Apparently we’re reading nothing here (except for Parquet metadata in 
the footers), but the web UI still suggests that the input size of all 
tasks equals to the file size.

Cheng


On 3/10/15 3:15 AM, java8964 wrote:
> Hi, Currently most of the data in our production is using Avro + 
> Snappy. I want to test the benefits if we store the data in Parquet 
> format. I changed the our ETL to generate the Parquet format, instead 
> of Avor, and want to test a simple sql in Spark SQL, to verify the 
> benefits from Parquet.
>
> I generated the same dataset in both Avro and Parquet in HDFS, and 
> load them both in Spark-SQL. Now I run the same query like 
> "select colum1 from src_table_avro/parqut where colum2=xxx", I can see 
> that for the parquet data format, the job runs much fast.

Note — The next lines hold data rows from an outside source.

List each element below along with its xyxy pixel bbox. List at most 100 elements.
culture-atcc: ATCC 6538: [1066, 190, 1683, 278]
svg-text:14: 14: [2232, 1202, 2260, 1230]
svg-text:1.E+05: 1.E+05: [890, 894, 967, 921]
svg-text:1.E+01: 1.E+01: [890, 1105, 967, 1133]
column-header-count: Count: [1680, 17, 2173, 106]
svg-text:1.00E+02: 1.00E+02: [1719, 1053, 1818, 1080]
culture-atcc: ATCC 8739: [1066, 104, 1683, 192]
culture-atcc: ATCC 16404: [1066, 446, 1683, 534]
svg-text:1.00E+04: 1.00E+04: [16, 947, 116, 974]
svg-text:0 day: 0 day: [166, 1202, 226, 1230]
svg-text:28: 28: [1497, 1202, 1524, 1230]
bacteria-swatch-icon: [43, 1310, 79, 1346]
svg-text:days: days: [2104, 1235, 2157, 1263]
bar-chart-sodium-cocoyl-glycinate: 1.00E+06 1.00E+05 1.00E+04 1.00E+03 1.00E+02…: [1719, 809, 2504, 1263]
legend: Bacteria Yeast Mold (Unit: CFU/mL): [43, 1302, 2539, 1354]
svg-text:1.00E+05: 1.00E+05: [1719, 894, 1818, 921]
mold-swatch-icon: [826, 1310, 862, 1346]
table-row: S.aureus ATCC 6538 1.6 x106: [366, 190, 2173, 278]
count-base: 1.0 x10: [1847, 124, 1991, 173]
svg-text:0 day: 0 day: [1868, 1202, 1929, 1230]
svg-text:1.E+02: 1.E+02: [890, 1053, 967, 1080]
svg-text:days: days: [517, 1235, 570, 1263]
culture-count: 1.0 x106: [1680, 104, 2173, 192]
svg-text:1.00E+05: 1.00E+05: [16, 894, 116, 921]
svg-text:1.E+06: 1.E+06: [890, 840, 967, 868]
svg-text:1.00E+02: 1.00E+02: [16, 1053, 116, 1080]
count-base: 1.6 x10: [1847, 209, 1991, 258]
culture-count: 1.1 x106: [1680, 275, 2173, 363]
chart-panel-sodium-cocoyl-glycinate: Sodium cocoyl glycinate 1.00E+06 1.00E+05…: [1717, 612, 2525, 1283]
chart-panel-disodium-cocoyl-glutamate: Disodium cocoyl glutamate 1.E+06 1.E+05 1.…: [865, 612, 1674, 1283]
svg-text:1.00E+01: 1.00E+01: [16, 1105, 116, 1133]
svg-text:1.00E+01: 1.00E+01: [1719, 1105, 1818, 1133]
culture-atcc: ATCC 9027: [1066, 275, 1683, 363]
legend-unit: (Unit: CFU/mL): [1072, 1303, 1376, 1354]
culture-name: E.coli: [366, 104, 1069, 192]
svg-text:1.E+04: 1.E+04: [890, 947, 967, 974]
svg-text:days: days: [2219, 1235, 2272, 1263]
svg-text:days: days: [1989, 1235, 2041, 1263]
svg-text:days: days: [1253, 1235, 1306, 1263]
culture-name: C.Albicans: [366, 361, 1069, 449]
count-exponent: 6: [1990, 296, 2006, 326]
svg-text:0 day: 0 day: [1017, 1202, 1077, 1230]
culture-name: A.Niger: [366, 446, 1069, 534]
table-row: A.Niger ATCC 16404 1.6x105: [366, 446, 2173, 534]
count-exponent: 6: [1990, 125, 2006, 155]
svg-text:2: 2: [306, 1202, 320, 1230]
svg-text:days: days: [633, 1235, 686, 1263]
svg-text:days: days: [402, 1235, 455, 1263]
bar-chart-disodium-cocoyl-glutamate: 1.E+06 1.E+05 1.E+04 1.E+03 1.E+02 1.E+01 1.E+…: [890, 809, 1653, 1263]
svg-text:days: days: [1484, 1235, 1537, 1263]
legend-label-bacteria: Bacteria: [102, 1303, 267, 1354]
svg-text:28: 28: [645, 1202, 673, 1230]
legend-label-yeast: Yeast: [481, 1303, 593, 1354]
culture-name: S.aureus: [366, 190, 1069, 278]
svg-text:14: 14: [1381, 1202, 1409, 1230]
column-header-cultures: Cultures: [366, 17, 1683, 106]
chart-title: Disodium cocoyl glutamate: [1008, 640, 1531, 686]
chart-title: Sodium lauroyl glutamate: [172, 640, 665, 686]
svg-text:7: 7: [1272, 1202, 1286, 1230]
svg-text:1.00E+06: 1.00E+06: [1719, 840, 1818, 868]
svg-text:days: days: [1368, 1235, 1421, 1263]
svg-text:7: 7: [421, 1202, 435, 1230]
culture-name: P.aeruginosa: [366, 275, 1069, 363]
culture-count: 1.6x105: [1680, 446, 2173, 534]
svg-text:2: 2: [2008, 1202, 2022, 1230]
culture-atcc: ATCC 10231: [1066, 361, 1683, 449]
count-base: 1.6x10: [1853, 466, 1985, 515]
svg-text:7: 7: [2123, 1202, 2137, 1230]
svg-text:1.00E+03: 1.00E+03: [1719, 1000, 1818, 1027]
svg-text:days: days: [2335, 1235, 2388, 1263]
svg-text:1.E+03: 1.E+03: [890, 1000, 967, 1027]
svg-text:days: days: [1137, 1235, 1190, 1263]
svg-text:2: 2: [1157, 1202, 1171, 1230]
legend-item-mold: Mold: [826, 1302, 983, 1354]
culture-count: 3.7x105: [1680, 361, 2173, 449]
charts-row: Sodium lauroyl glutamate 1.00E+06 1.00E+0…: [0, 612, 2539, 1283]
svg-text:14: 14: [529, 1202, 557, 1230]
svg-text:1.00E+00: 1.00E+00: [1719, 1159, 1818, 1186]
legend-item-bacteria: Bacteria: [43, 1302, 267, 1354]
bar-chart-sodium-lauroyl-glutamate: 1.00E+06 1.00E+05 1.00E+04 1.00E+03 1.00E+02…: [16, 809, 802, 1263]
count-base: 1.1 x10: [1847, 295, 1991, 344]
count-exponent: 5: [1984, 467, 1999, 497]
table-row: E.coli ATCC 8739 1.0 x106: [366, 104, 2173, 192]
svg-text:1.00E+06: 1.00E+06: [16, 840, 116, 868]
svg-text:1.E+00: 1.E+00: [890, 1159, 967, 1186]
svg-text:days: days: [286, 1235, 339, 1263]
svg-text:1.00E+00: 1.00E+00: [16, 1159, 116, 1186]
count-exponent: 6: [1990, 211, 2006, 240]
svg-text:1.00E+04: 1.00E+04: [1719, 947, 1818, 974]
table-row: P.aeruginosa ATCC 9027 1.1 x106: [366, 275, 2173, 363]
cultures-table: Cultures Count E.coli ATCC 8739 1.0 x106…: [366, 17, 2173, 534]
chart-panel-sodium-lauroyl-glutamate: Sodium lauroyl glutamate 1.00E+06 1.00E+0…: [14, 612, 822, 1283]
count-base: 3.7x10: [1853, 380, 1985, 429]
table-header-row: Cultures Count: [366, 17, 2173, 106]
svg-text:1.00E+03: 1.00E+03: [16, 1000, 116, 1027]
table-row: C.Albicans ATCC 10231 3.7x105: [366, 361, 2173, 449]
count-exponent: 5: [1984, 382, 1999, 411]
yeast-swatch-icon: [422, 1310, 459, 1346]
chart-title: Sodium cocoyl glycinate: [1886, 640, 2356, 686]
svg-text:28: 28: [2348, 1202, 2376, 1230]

The test 
> files size for both format are around 930M. So Avro job generated 8 
> tasks to read the data with 21s as the median duration, vs parquet job 
> generate 7 tasks to read the data with 0.4s as the median duration.
>
> Since the dataset has more than 100 columns, I can see the parquet 
> file really coming with fast read. But my question is that from the 
> spark UI, both job show 900M as the input size, and 0 for rest, in 
> this case, how do I know column pruning really works? I think it is 
> due to that, so parquet file can be read so fast, but is there any 
> statistic can prove that to me on the Spark UI? Something like the 
> input total file size is 900M, but only 10M really read due to column 
> pruning? So in case that the columns pruning not work in parquet due 
> to what kind of SQL query, I can identify in the first place.
>
> Thanks
>
> Yong